Она плакала, — без рыданий, только слезы текли по щекам. Она с трудом дошла до стула у зеркала, села и посмотрела на свое отражение. Я продолжал изрыгать проклятия, обзывая ее всеми именами, какие только мог приплести, но Джуди, не обращая на меня внимания, принялась, орудуя заячьей лапкой, припудривать страшный кровоподтек на лице. Она не проронила ни слова.
— Ну и ладно, будь ты проклята! — отрезал я и захлопнул за собой дверь комнаты. Меня трясло от ярости и боли в губе, которая сильно кровоточила, напоминая, что она сторицей отплатила мне за удар. Но и ей кое-что перепало в свой черед, если уж на то пошло: не скоро ей удастся забыть Гарри Флэшмена.
Одиннадцатый легкий драгунский к этому времени только-только вернулся из Индии, где нес службу со времен, когда меня еще на свете не было. Это был боевой полк, и являлся, — я говорю это не из чувства полковой гордости, которой я никогда не имел, а только ради констатации факта — может быть самой лучшей конной частью Англии, если не всего мира. И все же офицеры растекались из него, словно вода сквозь пальцы. Причиной был Джеймс Браднелл, граф Кардиган.

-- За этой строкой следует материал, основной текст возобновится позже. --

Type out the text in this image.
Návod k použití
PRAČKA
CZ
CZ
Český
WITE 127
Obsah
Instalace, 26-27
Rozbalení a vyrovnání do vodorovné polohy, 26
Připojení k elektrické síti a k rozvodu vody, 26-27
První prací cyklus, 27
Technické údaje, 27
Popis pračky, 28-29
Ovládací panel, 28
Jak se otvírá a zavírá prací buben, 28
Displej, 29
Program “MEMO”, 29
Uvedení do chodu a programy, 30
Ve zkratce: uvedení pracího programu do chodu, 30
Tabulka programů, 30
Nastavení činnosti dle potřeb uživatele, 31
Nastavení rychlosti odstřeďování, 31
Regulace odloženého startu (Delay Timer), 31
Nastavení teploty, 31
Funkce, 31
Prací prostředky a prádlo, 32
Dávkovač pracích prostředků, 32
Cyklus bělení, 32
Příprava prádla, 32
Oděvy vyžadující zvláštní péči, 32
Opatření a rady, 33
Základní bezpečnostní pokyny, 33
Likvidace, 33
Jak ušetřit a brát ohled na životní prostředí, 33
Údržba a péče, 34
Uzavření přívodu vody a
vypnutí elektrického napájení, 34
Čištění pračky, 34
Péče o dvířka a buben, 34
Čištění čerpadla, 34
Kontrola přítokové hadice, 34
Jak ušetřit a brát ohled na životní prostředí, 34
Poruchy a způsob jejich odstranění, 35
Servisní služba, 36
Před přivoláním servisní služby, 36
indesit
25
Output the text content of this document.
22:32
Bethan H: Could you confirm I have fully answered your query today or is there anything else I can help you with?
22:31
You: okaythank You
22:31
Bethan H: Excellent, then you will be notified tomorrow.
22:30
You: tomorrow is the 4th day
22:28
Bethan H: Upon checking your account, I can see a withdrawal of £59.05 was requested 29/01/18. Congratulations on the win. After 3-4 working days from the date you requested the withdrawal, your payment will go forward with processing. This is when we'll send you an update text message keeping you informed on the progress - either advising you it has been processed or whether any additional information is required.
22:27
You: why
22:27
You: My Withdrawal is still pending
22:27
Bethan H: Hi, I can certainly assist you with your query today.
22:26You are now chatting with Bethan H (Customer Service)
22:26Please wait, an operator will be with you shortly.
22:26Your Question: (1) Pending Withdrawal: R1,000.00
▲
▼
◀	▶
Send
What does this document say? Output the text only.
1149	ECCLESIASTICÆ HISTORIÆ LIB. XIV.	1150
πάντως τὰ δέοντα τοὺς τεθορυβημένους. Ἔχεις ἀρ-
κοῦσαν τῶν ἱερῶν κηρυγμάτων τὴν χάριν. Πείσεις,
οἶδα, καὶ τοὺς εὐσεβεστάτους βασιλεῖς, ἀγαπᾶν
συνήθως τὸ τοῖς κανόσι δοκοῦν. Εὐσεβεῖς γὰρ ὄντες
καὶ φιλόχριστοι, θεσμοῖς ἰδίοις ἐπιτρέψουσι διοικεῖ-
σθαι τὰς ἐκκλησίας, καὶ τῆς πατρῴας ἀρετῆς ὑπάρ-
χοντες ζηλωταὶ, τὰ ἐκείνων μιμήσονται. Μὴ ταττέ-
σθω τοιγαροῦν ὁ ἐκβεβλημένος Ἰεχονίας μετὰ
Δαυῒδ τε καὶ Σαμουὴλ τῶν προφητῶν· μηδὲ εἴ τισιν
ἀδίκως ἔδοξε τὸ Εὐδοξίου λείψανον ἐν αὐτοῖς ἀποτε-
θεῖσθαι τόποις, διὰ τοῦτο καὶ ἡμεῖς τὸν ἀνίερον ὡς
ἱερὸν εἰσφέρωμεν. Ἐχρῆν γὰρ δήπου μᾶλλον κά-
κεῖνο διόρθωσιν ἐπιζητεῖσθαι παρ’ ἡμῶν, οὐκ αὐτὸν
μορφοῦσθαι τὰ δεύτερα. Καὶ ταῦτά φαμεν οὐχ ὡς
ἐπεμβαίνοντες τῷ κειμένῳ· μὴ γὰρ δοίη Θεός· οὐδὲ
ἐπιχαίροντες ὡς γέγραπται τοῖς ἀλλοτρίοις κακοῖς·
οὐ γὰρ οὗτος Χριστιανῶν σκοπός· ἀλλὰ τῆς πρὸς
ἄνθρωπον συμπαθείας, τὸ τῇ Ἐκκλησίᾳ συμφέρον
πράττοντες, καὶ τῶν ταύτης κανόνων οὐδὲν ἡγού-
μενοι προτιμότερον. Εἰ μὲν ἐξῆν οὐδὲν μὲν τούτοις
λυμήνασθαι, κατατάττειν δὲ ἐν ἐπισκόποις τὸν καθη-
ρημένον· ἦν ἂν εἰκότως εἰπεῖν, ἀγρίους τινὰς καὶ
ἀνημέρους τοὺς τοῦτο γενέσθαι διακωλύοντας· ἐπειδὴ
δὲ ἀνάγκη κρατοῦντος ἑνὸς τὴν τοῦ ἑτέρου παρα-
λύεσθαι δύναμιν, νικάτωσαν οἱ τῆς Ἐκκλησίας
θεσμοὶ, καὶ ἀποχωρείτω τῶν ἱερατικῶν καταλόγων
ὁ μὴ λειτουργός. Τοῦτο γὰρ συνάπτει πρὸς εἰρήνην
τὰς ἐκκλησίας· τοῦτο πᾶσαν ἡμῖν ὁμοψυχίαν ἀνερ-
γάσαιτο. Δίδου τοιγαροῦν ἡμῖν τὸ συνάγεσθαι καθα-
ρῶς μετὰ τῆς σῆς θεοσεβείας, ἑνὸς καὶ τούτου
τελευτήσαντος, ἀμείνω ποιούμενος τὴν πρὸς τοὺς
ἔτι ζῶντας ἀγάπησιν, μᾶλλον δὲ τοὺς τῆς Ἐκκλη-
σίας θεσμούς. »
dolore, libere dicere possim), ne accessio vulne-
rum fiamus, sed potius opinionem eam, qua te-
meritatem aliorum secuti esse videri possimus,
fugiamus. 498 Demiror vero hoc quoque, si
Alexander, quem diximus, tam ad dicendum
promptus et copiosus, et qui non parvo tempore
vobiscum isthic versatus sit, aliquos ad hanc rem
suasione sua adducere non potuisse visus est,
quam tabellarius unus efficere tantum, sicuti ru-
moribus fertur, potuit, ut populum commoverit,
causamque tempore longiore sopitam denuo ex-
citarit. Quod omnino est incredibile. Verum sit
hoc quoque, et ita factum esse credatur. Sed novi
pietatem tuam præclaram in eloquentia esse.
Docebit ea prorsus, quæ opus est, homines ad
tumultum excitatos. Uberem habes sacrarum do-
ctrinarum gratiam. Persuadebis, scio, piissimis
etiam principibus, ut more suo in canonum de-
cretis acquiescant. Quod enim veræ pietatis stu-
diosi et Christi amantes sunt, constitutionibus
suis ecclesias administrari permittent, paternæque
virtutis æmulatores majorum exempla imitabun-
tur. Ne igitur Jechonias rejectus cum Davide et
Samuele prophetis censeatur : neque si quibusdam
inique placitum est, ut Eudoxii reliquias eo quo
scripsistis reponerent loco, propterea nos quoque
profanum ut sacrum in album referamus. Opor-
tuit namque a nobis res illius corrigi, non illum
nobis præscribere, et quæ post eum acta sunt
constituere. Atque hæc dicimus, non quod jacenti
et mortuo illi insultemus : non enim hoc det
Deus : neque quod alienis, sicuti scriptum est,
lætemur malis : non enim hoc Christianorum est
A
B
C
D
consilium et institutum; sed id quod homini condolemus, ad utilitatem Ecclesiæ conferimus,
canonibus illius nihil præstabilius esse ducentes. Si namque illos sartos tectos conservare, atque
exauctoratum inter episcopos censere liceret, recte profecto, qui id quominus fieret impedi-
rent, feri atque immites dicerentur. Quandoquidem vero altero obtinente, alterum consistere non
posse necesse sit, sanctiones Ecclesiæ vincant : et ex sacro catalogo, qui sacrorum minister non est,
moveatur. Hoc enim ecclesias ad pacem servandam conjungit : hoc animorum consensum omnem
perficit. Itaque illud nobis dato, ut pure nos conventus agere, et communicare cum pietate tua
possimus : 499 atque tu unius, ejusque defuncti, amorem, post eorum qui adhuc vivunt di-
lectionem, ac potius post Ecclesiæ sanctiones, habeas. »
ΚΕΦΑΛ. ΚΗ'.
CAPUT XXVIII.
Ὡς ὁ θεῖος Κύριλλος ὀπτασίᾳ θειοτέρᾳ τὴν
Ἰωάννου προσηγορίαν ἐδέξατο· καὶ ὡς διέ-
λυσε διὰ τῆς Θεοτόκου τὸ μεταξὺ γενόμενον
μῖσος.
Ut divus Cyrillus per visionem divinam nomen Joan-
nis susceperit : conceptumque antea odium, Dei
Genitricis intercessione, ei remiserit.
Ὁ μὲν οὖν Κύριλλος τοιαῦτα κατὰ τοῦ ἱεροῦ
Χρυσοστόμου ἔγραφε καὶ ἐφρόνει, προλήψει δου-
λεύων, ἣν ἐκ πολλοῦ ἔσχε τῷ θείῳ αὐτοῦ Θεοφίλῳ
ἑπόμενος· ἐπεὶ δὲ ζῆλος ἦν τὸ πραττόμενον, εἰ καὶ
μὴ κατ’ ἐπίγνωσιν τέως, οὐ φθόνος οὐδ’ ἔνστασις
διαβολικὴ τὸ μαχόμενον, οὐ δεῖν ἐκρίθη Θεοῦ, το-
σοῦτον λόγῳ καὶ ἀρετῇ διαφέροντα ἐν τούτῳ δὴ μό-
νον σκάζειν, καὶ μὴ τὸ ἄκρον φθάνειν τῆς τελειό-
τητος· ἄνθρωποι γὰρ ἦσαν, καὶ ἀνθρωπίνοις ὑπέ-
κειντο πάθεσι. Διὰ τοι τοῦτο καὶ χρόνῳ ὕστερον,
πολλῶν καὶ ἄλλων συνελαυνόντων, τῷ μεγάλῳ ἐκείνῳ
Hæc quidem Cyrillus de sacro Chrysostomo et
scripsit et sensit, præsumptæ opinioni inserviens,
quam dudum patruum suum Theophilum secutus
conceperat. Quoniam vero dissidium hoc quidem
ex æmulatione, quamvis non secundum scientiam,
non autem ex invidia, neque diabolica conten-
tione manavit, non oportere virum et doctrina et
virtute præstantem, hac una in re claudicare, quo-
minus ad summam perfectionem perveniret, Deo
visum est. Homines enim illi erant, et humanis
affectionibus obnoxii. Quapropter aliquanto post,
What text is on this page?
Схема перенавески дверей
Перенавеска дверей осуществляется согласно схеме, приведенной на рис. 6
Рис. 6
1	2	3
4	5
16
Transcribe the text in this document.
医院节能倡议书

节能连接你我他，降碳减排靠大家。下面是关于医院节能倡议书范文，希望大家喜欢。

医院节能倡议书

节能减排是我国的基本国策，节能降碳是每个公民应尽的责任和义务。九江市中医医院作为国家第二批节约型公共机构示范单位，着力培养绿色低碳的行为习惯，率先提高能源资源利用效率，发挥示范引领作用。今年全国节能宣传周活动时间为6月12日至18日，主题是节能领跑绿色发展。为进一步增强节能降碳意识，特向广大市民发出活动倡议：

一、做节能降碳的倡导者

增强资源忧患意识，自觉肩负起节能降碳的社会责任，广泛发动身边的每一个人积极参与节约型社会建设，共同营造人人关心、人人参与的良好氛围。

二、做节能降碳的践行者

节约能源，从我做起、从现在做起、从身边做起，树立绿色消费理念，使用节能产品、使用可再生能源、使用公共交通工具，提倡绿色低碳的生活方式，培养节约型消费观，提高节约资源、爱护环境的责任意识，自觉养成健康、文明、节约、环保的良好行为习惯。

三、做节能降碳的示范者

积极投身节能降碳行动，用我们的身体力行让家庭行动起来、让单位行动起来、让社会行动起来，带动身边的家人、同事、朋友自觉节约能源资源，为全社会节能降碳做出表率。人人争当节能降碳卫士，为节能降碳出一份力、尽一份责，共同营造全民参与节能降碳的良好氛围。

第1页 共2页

Вы, разумеется, наслышаны о нем. Скандалы в полку, атака Легкой бригады, тщеславие, тупость и чудачества этого человека вошли в историю. Как большая часть вошедших в историю фактов, они основываются на истине. Но я знал его, наверное, как никто другой из офицеров, и нашел его веселым, пугающим, мстительным, очаровательным и невероятно опасным человеком. Нет сомнений, что он был дураком от бога, но не стоит винить его в поражении при Балаклаве — в нем повинны Раглан и Эйри. А еще он был заносчив, как никто другой, и безгранично уверен в своей непогрешимости, даже когда его пустоголовость стала очевидной для всех. Такой у него был пунктик, ключ к его характеру: ни при каких обстоятельствах он не может оказаться неправ.
Говорят, что Кардиган был хотя бы отважен. Ерунда. Он был просто глуп, так глуп, что не способен был бояться. Страх — это эмоция, а все его эмоции умещались между животом и коленями, не достигая рассудка, и ему этого вполне хватало.
При этом всем его ни в коем случае нельзя назвать плохим солдатом. Кое-что из того, что считается недостатком для обычного человека, для военного является достоинством: например, тупость, самоуверенность, узколобость. Все три эти черты пышно расцветали в Кардигане, дополняясь мелочностью и аккуратностью. Он был перфекционистом, и кавалерийский устав заменял ему Библию. Все, что заключалось под обложкой этой книжицы, он исполнял или стремился исполнить с невероятным старанием, и помоги Господь тому, кто осмелится встать у него на пути к этой цели. Из него вышел бы первоклассный строевой сержант — только человек, способный проникнуть в такие неизведанные глубины глупости, мог повести шесть полков в долину Балаклавы.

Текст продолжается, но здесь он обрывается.